LONDRES: Les cours du pétrole accélèrent mardi leur ascension, après de nouvelles frappes en Iran, à quelques heures du rétablissement du blocus naval des ports iraniens annoncé par Donald Trump, qui a aussi dit vouloir de mettre en place un péage sur le détroit d'Ormuz.

En pleine escalade militaire entre Téhéran et Washington, les autorités locales ont rapporté de nouveaux bombardements américains sur la ville portuaire de Bouchehr, où se trouve la seule centrale nucléaire d'Iran, et au sud-ouest du pays, dans une zone pétrolifère proche de l'Irak et du Koweït.

Peu après avoir brièvement pris plus de 5%, le prix du baril de Brent de la mer du Nord, pour livraison en septembre, montait de 4,93% à 87,41 dollars vers 10H55 GMT (12H55 à Paris).

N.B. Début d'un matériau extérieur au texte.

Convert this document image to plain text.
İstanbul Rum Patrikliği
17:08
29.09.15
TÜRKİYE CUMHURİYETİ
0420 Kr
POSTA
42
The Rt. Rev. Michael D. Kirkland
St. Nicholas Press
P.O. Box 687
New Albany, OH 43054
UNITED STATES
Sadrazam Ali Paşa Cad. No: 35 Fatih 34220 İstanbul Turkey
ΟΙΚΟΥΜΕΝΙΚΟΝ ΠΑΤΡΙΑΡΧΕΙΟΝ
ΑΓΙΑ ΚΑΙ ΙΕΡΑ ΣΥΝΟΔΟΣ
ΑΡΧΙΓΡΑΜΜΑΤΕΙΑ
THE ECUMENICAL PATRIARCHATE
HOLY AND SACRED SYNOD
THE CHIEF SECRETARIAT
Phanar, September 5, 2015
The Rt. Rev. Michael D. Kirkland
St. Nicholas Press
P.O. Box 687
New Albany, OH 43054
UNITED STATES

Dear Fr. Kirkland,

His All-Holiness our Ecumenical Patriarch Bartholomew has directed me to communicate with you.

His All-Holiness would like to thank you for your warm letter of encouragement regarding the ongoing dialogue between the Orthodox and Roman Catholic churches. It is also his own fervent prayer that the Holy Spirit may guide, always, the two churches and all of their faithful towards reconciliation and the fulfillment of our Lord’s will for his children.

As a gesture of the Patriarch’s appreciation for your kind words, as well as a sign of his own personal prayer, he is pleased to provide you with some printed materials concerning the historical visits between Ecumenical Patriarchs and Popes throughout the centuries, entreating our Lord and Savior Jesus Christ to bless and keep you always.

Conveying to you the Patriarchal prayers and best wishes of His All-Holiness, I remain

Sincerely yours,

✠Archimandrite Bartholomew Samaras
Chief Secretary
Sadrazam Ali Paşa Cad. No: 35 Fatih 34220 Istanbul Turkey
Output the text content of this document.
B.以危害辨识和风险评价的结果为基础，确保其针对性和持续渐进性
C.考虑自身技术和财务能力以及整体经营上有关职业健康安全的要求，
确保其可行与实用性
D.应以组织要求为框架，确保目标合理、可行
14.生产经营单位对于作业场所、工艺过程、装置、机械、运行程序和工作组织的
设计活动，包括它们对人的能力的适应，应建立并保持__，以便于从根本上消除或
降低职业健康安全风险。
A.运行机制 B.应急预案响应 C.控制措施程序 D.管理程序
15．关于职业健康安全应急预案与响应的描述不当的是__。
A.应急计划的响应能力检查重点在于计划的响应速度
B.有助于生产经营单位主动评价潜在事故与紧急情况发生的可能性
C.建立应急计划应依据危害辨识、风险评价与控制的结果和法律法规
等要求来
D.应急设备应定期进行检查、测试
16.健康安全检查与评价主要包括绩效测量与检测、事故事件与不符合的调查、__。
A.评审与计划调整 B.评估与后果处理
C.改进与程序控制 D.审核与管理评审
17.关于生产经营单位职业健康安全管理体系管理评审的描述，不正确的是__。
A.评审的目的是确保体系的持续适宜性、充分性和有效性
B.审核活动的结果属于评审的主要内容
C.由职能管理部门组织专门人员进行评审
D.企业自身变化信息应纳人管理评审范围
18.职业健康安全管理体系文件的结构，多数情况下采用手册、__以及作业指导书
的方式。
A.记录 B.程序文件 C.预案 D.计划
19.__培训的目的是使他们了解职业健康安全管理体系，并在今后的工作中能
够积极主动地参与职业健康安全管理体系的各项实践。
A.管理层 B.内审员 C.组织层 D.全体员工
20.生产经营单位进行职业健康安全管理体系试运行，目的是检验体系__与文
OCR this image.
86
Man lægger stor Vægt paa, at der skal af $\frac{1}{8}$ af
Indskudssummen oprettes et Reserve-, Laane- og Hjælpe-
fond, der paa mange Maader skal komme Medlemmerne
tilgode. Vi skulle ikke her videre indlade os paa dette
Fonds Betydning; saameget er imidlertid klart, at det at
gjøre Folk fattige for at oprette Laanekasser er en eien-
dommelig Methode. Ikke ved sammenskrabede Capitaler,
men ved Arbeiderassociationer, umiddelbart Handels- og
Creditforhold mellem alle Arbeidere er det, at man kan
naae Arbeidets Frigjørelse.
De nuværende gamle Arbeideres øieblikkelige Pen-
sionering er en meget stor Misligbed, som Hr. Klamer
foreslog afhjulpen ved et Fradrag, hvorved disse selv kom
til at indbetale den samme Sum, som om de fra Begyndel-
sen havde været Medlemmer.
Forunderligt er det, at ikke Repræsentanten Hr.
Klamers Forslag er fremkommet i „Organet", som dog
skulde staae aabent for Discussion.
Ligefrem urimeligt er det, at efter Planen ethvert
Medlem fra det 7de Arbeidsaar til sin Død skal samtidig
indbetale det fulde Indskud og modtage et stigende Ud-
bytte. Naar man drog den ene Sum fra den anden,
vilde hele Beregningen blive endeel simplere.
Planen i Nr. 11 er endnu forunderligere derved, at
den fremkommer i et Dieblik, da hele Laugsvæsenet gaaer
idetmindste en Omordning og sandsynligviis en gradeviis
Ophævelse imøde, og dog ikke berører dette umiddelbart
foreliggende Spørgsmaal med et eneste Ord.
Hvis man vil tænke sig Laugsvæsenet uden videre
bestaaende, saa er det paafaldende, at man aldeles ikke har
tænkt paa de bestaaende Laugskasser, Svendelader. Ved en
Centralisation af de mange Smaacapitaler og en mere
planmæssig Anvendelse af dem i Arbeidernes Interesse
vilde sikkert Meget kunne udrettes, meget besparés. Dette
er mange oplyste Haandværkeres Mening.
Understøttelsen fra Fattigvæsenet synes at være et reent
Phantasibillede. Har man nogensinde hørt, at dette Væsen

Celui de son équivalent américain, le West Texas Intermediate (WTI), pour livraison en août, progressait de 3,75% à 81,07 dollars.

Les deux références du brut ont atteint mardi des prix inédits depuis mi-juin, après s'être envolées jusqu'à plus de 10% la veille.

Le président américain a annoncé lundi sur Truth Social que les Etats-Unis prendraient le contrôle du détroit d'Ormuz, avec la mise en place d'un nouveau blocus des ports iraniens, qui doit entrer en vigueur mardi à 20H00 GMT, selon l'armée américaine.

"La perte de pétrole brut iranien, qui a représenté en moyenne 2% de la demande mondiale depuis la signature du protocole d'accord" entre Washington et Téhéran le 17 juin - qui s'était traduit par la levée du précédent blocus - "se fera sentir sur les marchés mondiaux", note Vivek Dhar, de CBA.

L'analyste estime qu'environ 40 à 50% du pétrole ayant quitté le détroit d'Ormuz depuis le 18 juin est attribuable à l'Iran, contre une part de 10 à 15% avant la guerre.

"La véritable inconnue est la réaction de l'offre non iranienne" selon lui, car la République islamique "est désormais fortement incitée à rétablir son propre blocus".

Tout comme Téhéran souhaite instaurer un péage pour traverser Ormuz, Donald Trump a aussi dit vouloir percevoir en échange de la protection du détroit "une rémunération correspondant à 20% de la valeur des cargaisons", contraire au droit international censé garantir la liberté de navigation.

Pour l'association d'armateurs Bimco, "le surcoût qui en résulterait constituerait un frein supplémentaire au transit" via Ormuz.

"Un tournant extraordinaire des événements est en train de se jouer au Moyen-Orient", résume John Evans, de PVM Energy, qui constate que "cette dégradation de la diplomatie et cette accélération des échanges de tirs ont pris le marché quelque peu de court".

Mais Donald Trump tout de même estimé, devant la presse à la Maison Blanche, qu'un accord avec l'Iran était encore "possible", les consultations avec les médiateurs se poursuivant selon la diplomatie iranienne.